In [2]:
import re 
from collections import Counter
import numpy as np

In [4]:
paragraph = """
As a term, data analytics predominantly refers to an assortment of applications, from basic business 
intelligence (BI), reporting and online analytical processing (OLAP) to various forms of advanced 
analytics. In that sense, it's similar in nature to business analytics, another umbrella term for 
approaches to analyzing data -- with the difference that the latter is oriented to business uses, while 
data analytics has a broader focus. The expansive view of the term isn't universal, though: In some 
cases, people use data analytics specifically to mean advanced analytics, treating BI as a separate 
category.  Data analytics initiatives can help businesses increase revenues, improve operational 
efficiency, optimize marketing campaigns and customer service efforts, respond more quickly to 
emerging market trends and gain a competitive edge over rivals -- all with the ultimate goal of 
boosting business performance. Depending on the particular application, the data that's analyzed 
can consist of either historical records or new information that has been processed for real-time 
analytics uses. In addition, it can come from a mix of internal systems and external data sources.  At 
a high level, data analytics methodologies include exploratory data analysis (EDA), which aims to find 
patterns and relationships in data, and confirmatory data analysis (CDA), which applies statistical 
techniques to determine whether hypotheses about a data set are true or false. EDA is often 
compared to detective work, while CDA is akin to the work of a judge or jury during a court trial -- a 
distinction first drawn by statistician John W. Tukey in his 1977 book Exploratory Data Analysis.  Data 
analytics can also be separated into quantitative data analysis and qualitative data analysis. The 
former involves analysis of numerical data with quantifiable variables that can be compared or 
measured statistically. The qualitative approach is more interpretive -- it focuses on understanding 
the content of non-numerical data like text, images, audio and video, including common phrases, 
themes and points of view.
"""


In [6]:
# Clean the paragraph by removing punctuation and converting to lowercase
clean_paragraph = re.sub(r'[^\w\s]', '', paragraph.lower())

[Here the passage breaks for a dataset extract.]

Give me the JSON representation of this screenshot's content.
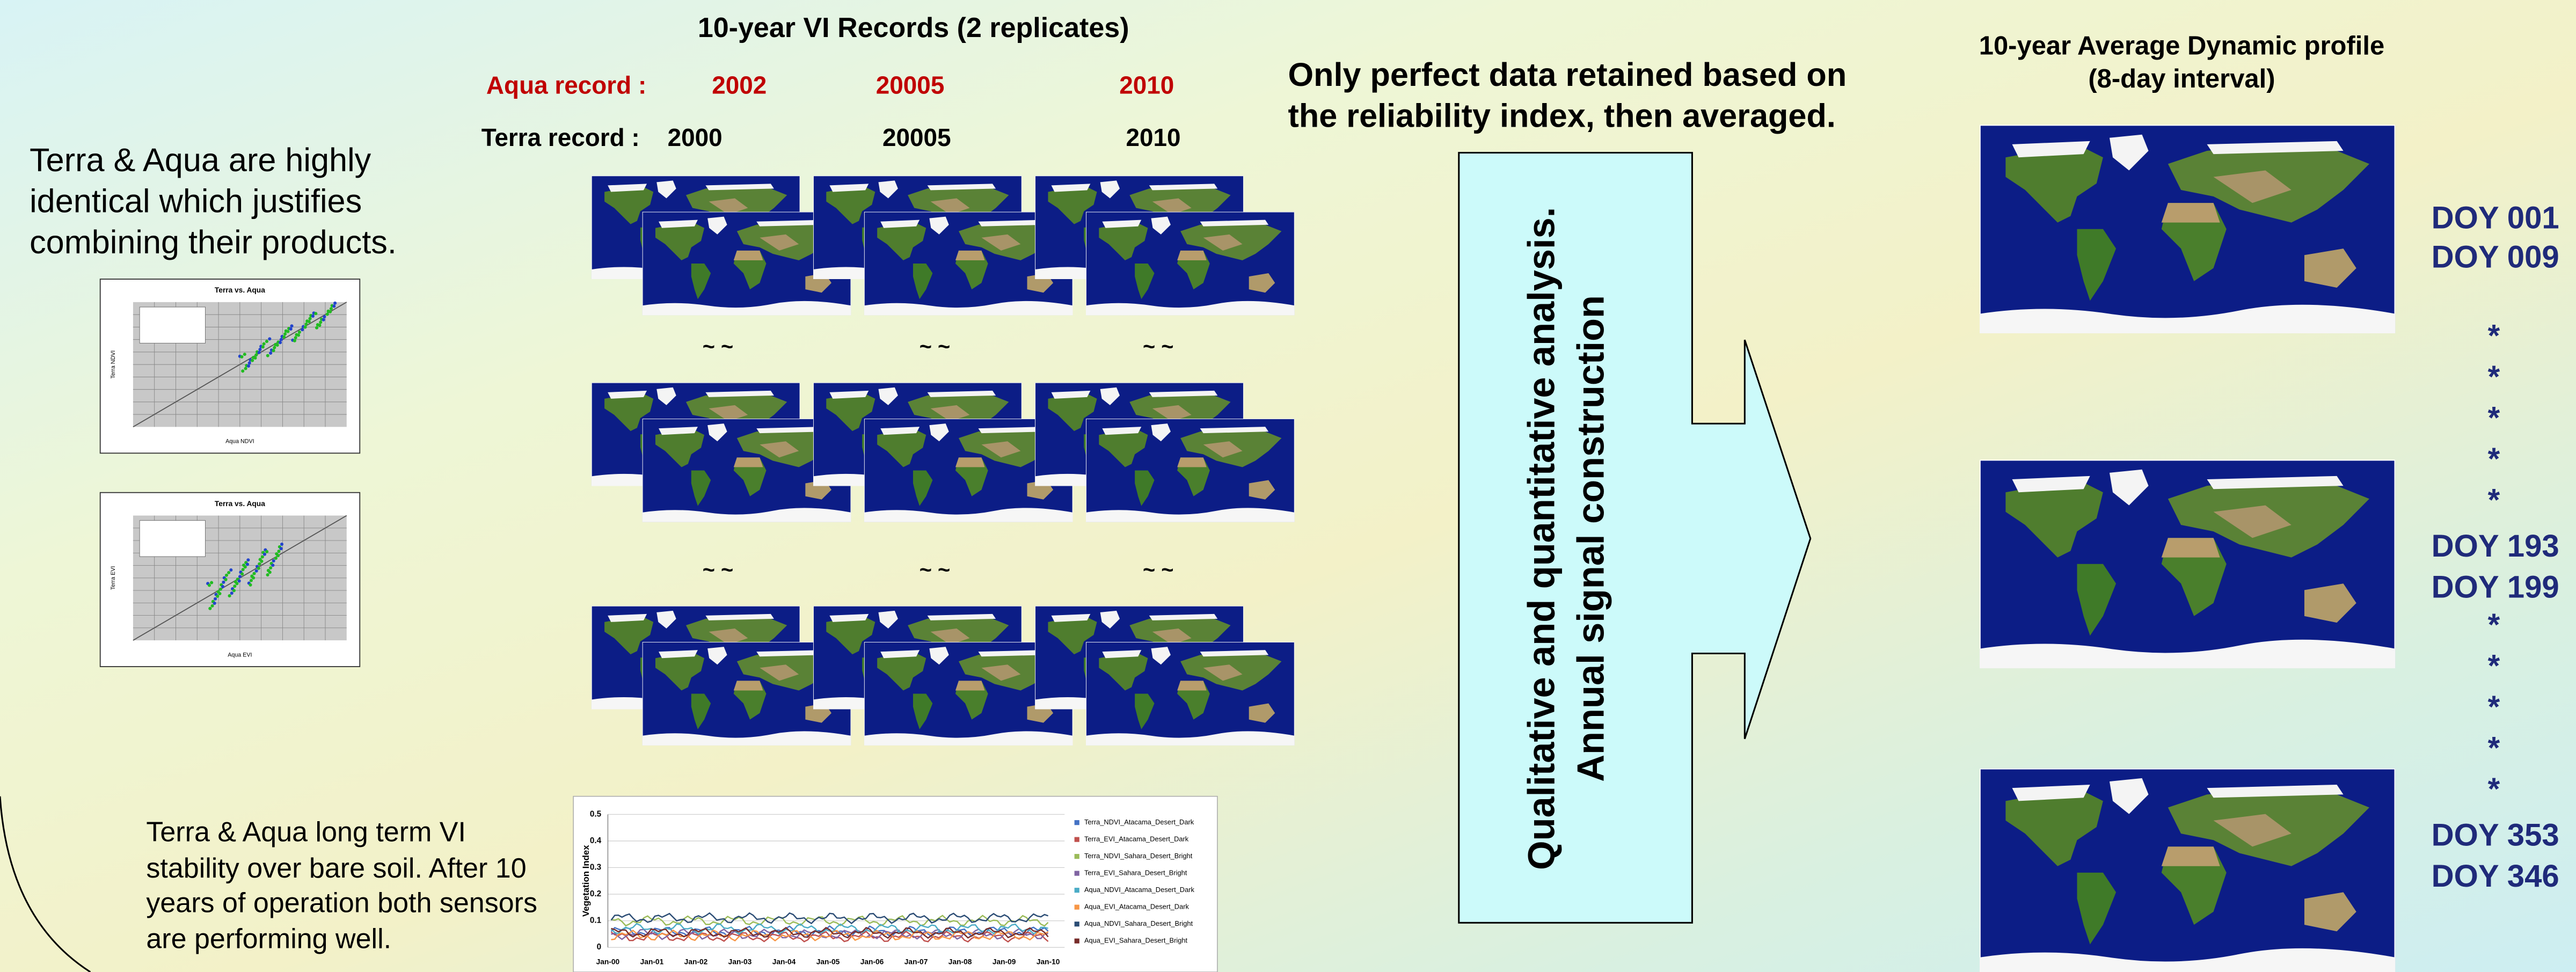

# Split the paragraph into lines
lines = clean_paragraph.split('\n')

# Calculate the probability of the word "data" occurring in each line
word_probabilities = []
for line in lines:
    words = line.split()
    word_count = len(words)
    if word_count == 0:
        continue  # Skip lines with no words
    data_count = sum(1 for word in words if word == 'data')
    probability = data_count / word_count
    word_probabilities.append(probability)

# Calculate the distribution of distinct word counts across all the lines
distinct_word_counts = [len(set(line.split())) for line in lines]
word_count_distribution = Counter(distinct_word_counts)

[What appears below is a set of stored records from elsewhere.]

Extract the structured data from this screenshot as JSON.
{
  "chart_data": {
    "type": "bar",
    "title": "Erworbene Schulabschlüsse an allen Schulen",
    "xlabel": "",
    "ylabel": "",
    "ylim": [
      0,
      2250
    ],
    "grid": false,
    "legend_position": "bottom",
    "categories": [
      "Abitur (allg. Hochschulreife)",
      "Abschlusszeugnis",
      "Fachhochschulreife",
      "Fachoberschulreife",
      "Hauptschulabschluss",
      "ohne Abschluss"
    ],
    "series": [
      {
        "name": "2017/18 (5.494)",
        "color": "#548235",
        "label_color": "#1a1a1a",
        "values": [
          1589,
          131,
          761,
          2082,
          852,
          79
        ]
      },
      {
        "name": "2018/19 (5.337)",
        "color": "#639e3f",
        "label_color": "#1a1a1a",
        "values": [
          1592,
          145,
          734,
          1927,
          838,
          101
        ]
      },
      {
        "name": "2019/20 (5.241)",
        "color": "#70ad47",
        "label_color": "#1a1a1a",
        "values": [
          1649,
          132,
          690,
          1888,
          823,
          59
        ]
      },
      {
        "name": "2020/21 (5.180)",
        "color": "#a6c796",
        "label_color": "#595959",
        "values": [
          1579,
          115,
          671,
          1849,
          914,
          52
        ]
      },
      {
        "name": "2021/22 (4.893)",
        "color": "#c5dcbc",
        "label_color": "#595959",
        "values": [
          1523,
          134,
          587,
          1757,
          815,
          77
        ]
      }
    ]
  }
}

# Calculate the probability of the word "analytics" occurring after the word "data"
data_analytics_count = 0
data_count = 0
for line in lines:
    words = line.split()
    for i in range(len(words) - 1):
        if words[i] == 'data' and words[i+1] == 'analytics':
            data_analytics_count += 1
        if words[i] == 'data':
            data_count += 1
probability_analytics_after_data = data_analytics_count / data_count

# Print the results
print("Probability of the word 'data' occurring in each line:")
for i, probability in enumerate(word_probabilities):
    print(f"Line {i+1}: {probability}")

print("\nDistribution of distinct word counts across all the lines:")
for count, frequency in word_count_distribution.items():
    print(f"Distinct word count: {count}, Frequency: {frequency}")

print("\nProbability of the word 'analytics' occurring after the word 'data':")
print(probability_analytics_after_data)

Probability of the word 'data' occurring in each line:
Line 1: 0.06666666666666667
Line 2: 0.0
Line 3: 0.0
Line 4: 0.0625
Line 5: 0.058823529411764705
Line 6: 0.06666666666666667
Line 7: 0.09090909090909091
Line 8: 0.0
Line 9: 0.0
Line 10: 0.08333333333333333
Line 11: 0.0
Line 12: 0.05555555555555555
Line 13: 0.13333333333333333
Line 14: 0.15384615384615385
Line 15: 0.0625
Line 16: 0.0
Line 17: 0.125
Line 18: 0.14285714285714285
Line 19: 0.07142857142857142
Line 20: 0.0
Line 21: 0.07142857142857142
Line 22: 0.0

Distribution of distinct word counts across all the lines:
Distinct word count: 0, Frequency: 2
Distinct word count: 15, Frequency: 3
Distinct word count: 13, Frequency: 2
Distinct word count: 14, Frequency: 5
Distinct word count: 16, Frequency: 3
Distinct word count: 11, Frequency: 3
Distinct word count: 12, Frequency: 3
Distinct word count: 18, Frequency: 1
Distinct word count: 17, Frequency: 1
Distinct word count: 5, Frequency: 1

Probability of the word 'analytics' occurrin